The film opens with the words, “I’ve heard a mother’s amniotic fluid is almost identical to seawater. In extreme depths, it becomes nearly still, dropping as low as seven beats per minute.” This is a striking introduction to the heart of this documentary, which is full of heartfelt moments and insightful words from Jessea and director Yuqi Kang.
The documentary centers a remarkable female diver, Jessea Lu, and her journey with freediving as a means to self exploration. Despite her demanding career as a full-time medical consultant, Jessea Lu quickly ascends to consistent top 10 rankings in international competitions within just a few years of training part-time. Across its 100 minute run-time, the film touches upon freediving breathing techniques and training, Jessea’s lifestyle, spirituality, her near death experience while attempting to make the world record, and her difficult relationship with her mother.

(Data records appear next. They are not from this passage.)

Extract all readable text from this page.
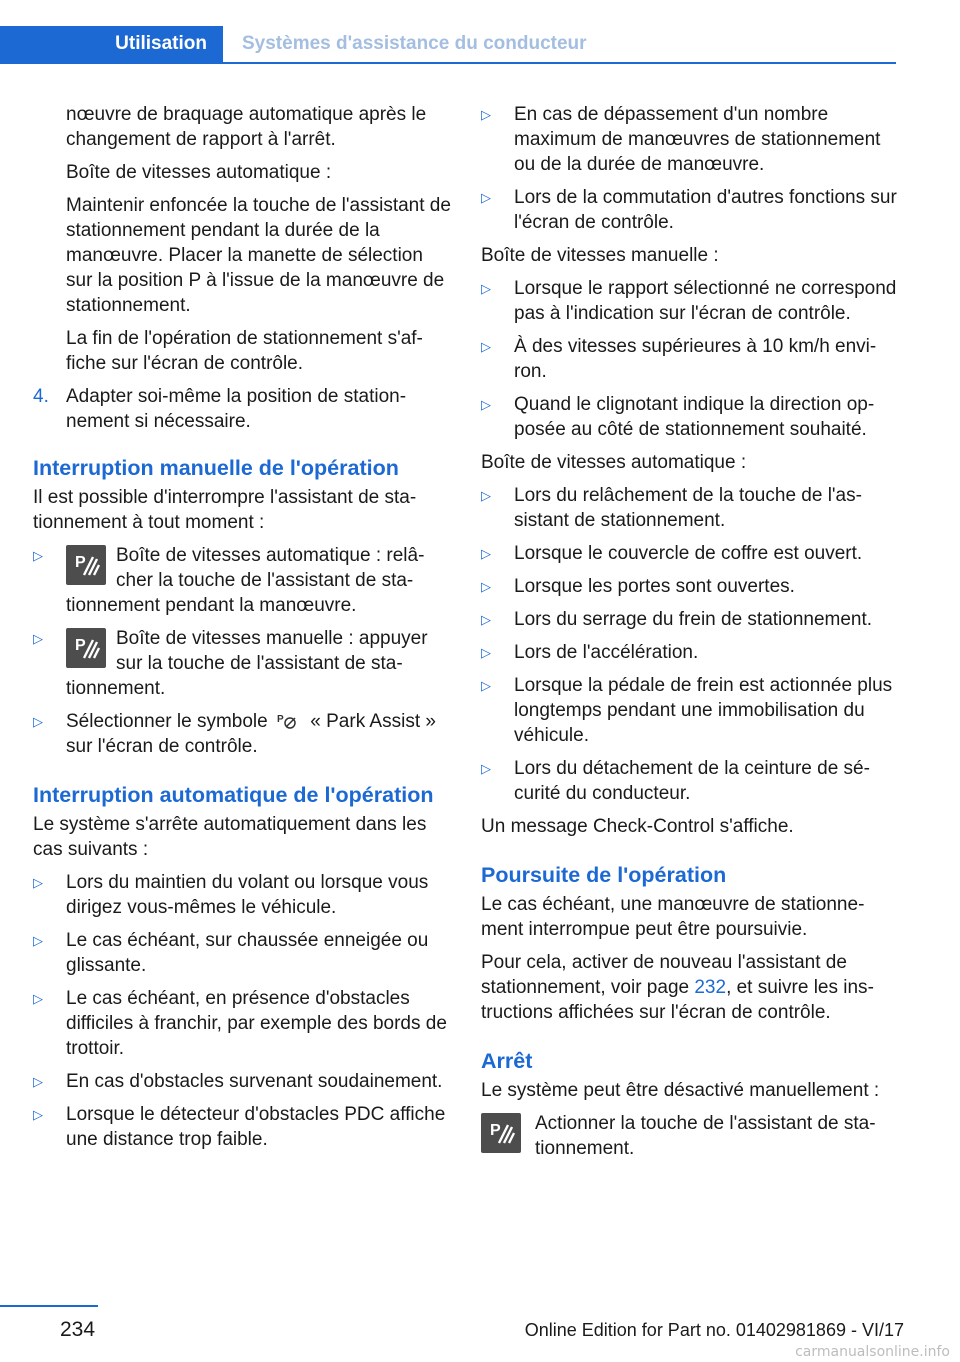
Utilisation	Systèmes d'assistance du conducteur

nœuvre de braquage automatique après le changement de rapport à l'arrêt.

Boîte de vitesses automatique :

Maintenir enfoncée la touche de l'assistant de stationnement pendant la durée de la manœuvre. Placer la manette de sélection sur la position P à l'issue de la manœuvre de stationnement.

La fin de l'opération de stationnement s'affiche sur l'écran de contrôle.

4. Adapter soi-même la position de stationnement si nécessaire.
Interruption manuelle de l'opération

Il est possible d'interrompre l'assistant de stationnement à tout moment :

▷ P Boîte de vitesses automatique : relâcher la touche de l'assistant de stationnement pendant la manœuvre.
▷ P Boîte de vitesses manuelle : appuyer sur la touche de l'assistant de stationnement.
▷ Sélectionner le symbole P « Park Assist » sur l'écran de contrôle.
Interruption automatique de l'opération

Le système s'arrête automatiquement dans les cas suivants :

▷ Lors du maintien du volant ou lorsque vous dirigez vous-mêmes le véhicule.
▷ Le cas échéant, sur chaussée enneigée ou glissante.
▷ Le cas échéant, en présence d'obstacles difficiles à franchir, par exemple des bords de trottoir.
▷ En cas d'obstacles survenant soudainement.
▷ Lorsque le détecteur d'obstacles PDC affiche une distance trop faible.
▷ En cas de dépassement d'un nombre maximum de manœuvres de stationnement ou de la durée de manœuvre.
▷ Lors de la commutation d'autres fonctions sur l'écran de contrôle.

Boîte de vitesses manuelle :

▷ Lorsque le rapport sélectionné ne correspond pas à l'indication sur l'écran de contrôle.
▷ À des vitesses supérieures à 10 km/h environ.
▷ Quand le clignotant indique la direction opposée au côté de stationnement souhaité.

Boîte de vitesses automatique :

▷ Lors du relâchement de la touche de l'assistant de stationnement.
▷ Lorsque le couvercle de coffre est ouvert.
▷ Lorsque les portes sont ouvertes.
▷ Lors du serrage du frein de stationnement.
▷ Lors de l'accélération.
▷ Lorsque la pédale de frein est actionnée plus longtemps pendant une immobilisation du véhicule.
▷ Lors du détachement de la ceinture de sécurité du conducteur.

Un message Check-Control s'affiche.

Poursuite de l'opération

Le cas échéant, une manœuvre de stationnement interrompue peut être poursuivie.

Pour cela, activer de nouveau l'assistant de stationnement, voir page 232, et suivre les instructions affichées sur l'écran de contrôle.

Arrêt

Le système peut être désactivé manuellement :

P Actionner la touche de l'assistant de stationnement.
234	Online Edition for Part no. 01402981869 - VI/17
carmanualsonline.info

Jessea Lu is calm, inspiring, reflective, and mysterious, and the documentary takes shape around her as a meditative thriller, revealing itself in seamless layers. Yuqi Kang, along with Kalina Bertin and Alex Lampron, creates beautiful visuals with hues of blue, exposing the poetic otherworldliness of freediving underwater that Jessea repeatedly describes in her interviews. The score by Frannie Holder, Mario Sévigny, and Lauren Bélec blurs the lines between trance and ambient, creating a very natural presence that helps dive deeper into the emotional undercurrent of the film. While I had a really good time watching and learning from the documentary, there were a few things that missed the mark. In an attempt to juggle introspective and objective perspectives, the documentary is structured in such a way that it loses your attention a few times in its fairly free-flow narrative style. I would also have personally liked to see more dimension to Jessea from other sources beyond Yuqi’s narration.

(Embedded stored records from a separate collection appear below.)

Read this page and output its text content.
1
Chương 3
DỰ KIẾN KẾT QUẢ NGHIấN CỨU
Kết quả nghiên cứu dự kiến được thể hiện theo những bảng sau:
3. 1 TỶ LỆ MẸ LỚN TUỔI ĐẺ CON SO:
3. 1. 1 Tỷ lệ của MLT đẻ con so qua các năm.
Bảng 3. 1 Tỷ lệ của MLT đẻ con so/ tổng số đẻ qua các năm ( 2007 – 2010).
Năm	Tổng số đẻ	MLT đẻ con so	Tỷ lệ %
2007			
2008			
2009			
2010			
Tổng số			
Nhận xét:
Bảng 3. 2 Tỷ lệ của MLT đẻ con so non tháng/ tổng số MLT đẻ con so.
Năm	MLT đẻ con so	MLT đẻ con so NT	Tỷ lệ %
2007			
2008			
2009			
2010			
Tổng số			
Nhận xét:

Yuqi’s personal knowledge and understanding of Jessea, and its impact on the overall structure and feeling of the documentary come across as very sincere. She talks about how her and Jessea, over five years during the making of the documentary, became a lot more than a filmmaker and their subject; their bond transcended into a deep familiarity and friendship, which brought forth their rawest selves and their suppressed need for genuine human connection.

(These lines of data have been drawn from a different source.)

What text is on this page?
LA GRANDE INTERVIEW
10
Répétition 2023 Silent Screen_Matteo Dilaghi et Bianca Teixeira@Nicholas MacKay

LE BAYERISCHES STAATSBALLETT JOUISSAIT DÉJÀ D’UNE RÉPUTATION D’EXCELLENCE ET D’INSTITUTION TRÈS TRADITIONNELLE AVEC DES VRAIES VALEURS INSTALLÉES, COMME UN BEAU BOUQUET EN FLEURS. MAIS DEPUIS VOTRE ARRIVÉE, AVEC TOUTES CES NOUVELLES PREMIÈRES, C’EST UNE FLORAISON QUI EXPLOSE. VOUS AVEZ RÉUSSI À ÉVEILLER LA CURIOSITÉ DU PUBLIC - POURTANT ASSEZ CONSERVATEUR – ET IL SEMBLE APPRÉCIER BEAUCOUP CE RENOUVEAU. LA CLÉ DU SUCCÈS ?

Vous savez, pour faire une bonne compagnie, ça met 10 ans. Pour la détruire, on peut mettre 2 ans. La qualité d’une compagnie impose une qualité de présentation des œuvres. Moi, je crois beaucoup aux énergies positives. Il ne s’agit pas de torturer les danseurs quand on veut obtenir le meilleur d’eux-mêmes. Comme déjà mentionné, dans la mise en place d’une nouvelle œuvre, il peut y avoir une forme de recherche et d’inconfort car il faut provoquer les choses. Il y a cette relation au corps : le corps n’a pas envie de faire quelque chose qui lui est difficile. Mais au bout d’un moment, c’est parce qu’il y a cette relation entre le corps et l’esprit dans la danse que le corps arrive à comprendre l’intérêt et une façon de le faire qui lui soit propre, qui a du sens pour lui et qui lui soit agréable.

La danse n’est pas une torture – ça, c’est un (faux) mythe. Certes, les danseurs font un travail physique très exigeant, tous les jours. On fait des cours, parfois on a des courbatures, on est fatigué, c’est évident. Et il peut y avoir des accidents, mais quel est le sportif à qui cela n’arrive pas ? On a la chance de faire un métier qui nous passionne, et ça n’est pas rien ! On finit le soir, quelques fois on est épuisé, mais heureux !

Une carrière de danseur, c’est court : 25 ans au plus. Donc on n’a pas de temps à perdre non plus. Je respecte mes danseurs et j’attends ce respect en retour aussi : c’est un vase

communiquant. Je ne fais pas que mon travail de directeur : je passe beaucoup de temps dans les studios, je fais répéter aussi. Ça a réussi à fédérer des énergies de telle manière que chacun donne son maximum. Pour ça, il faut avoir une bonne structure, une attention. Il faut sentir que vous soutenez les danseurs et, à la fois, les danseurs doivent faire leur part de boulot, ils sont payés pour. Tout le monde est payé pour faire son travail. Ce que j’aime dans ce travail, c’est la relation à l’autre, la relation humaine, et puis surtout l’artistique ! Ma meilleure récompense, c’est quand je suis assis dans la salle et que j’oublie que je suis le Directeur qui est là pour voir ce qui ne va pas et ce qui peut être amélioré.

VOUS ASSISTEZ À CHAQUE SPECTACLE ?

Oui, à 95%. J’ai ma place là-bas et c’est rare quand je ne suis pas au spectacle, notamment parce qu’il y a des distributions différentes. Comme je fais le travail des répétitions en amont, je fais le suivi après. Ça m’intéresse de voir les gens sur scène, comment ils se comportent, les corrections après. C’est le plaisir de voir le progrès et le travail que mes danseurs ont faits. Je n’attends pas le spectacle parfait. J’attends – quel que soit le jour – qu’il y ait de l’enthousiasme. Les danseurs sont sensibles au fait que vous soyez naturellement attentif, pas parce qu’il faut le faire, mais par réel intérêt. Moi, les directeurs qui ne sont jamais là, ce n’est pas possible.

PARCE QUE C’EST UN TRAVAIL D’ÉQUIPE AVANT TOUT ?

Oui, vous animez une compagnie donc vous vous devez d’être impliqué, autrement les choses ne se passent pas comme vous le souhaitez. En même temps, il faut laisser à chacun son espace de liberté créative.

The documentary succeeds in walking the thin line between being an exposition of championship freediving whilst sensitively highlighting the aspect of humanity and emotional need that drives people to find an outlet in sports and other hobbies. It was an evocatively stirring and inspiring watch, an ode to the free spirit of human consciousness and limit. A quote from Jessea that echoes her journey from supression to transformation led me to reflect on my own relationship with change and overcoming trauma; she said, “There is no fear that cannot be rewired.”